When asked about my spiritual gifts, I say that I am mainly an information collector. There is danger in knowledge for the Bible says, “knowledge puffs up” meaning something like “don’t become an educated fat head” but I cannot help my curiosity. If I look up a word in the dictionary, I’m apt to read the entire page.
Knowing new things does mean that they have to be weighed in the light of the old. That is, how does this information fit into my life now, or does it fit? If not, what needs to change? Do I toss the information out, or is it making a demand that I rethink everything else and change my old thoughts and ways?
New knowledge does not always bring liberty or power. Sometimes it produces inner conflict. For example, when Eve ate the forbidden fruit from tree of the knowledge of good and evil, her eyes were opened and she was illuminated. However, that new light did not bring peace or gladness, only struggle and sin.
When I became a Christian, that new light also brought a struggle, but it was of a different kind. Eve did the wrong thing and her innocent and tender conscience fought the intruder. I did a right thing and my guilt and defiled conscience also fought the intruder. Sin does not want the knowledge of God; the knowledge of God does not want to sin.
Sometimes new Christians have friends who become hostile to their new life. Their knowledge of Christ and way of life offends others, so they are shunned and find themselves seeking out new relationships. Their old friends may even persecute them.
But recall the former days when, after you were enlightened, you endured a hard struggle with sufferings, sometimes being publicly exposed to reproach and affliction, and sometimes being partners with those so treated. For you had compassion on those in prison, and you joyfully accepted the plundering of your property, since you knew that you yourselves had a better possession and an abiding one. (Hebrews 10:32–34)

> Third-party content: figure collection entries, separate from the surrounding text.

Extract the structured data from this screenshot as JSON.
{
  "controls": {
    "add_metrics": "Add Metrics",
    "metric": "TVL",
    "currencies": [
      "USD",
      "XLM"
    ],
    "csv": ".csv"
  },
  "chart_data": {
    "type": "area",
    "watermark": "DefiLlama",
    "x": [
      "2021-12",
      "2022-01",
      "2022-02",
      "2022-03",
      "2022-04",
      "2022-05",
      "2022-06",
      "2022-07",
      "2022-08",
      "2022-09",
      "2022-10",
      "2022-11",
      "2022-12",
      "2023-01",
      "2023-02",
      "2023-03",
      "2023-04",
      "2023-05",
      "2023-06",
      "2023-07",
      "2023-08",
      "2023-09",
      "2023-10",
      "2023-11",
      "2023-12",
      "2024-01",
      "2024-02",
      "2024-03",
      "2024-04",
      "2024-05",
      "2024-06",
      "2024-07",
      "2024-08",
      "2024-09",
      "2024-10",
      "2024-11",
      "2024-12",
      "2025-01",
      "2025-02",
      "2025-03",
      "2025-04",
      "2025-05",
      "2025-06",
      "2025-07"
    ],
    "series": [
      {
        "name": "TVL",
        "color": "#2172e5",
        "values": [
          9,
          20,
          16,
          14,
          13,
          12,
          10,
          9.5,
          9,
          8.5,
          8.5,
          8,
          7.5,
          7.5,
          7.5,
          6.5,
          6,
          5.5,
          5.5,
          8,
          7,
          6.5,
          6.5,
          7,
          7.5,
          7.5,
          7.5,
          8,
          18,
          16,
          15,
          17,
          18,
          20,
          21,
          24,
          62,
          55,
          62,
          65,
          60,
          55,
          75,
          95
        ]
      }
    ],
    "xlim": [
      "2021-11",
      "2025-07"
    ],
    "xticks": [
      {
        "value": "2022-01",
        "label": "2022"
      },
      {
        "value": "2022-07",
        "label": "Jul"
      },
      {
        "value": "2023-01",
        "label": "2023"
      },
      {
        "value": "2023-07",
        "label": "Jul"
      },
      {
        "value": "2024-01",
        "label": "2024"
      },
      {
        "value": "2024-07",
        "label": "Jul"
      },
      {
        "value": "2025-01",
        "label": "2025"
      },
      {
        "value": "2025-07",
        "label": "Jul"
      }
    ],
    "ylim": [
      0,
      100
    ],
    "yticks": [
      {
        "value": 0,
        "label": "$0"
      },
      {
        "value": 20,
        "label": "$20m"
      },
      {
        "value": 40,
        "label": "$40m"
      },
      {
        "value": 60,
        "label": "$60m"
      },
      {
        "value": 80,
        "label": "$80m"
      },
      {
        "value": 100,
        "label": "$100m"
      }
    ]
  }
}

In my delight to know Jesus, I didn’t fully notice the conflict and the changes. After many relocations, I was used to change. After a recent divorce, I was used to conflict. However, as I look back, I can see how new information and a new life affected me, and I remember how I struggled with it.
New knowledge still affects me. I’ve never stopped being an information collector and am currently studying for a master’s degree in theology. The more I know the more I want to know, yet in the case of God, the more I know about Him, the more I realize how much I don’t know. He is transcendent, beyond me. As one of my online professors says, eventually a student of theology gets to a place where they must say, “I don’t know” for our understanding has a ceiling. God is knowable, yet beyond human capacity to understand fully.
At that, there is a choice. I can struggle with the uncertainty of not knowing everything, of wanting this “you cannot know” information to be resolved and fit with my desires to grow in knowledge. Or I can accept this as reality and live in the tension between knowing God as my intimate “Abba, Father” without fully knowing everything that He is and does.
The former choice may be that of idol makers who really don’t want God, but instead fashion a god that they can know and control. The latter choice is that made by faith. I know enough about God that I cannot control or fully understand Him, but also that He has given me enough information to trust Him.
How is this practical? A friend and I discussed a wayward child whose parents pray for that child. She is abandoning her faith because it does not fit with her I-wants. We know God is aware of this and that He loves this child. We also know He is powerful and by His Spirit can “bring her to her senses.” What we don’t know is why He hasn’t made a move in her life. If we insist, we could press the issue and try to make her choose differently, but would that interfere with the plan of God? What will her struggle between knowing God and having her own way do in her heart? Does God know things about her that we don’t?
Faith is based on knowledge. Yet it is not about what we can see or figure out, but about our knowledge of God. What does faith say? It says things like, “For God so loved the world . . . .” and “He works everything for good to those who love Him . . . .” and a host of other descriptions and promises. All our information says that God not only knows what He is doing, but He will “finish what He started” in this child’s life.
But that faith does not nor cannot make God do what we want. It cannot fill out our knowledge to our total satisfaction. Instead, faith simply trusts that God is God. He will do whatever is right according to His will, and we need to live in the tension between that knowledge and not knowing.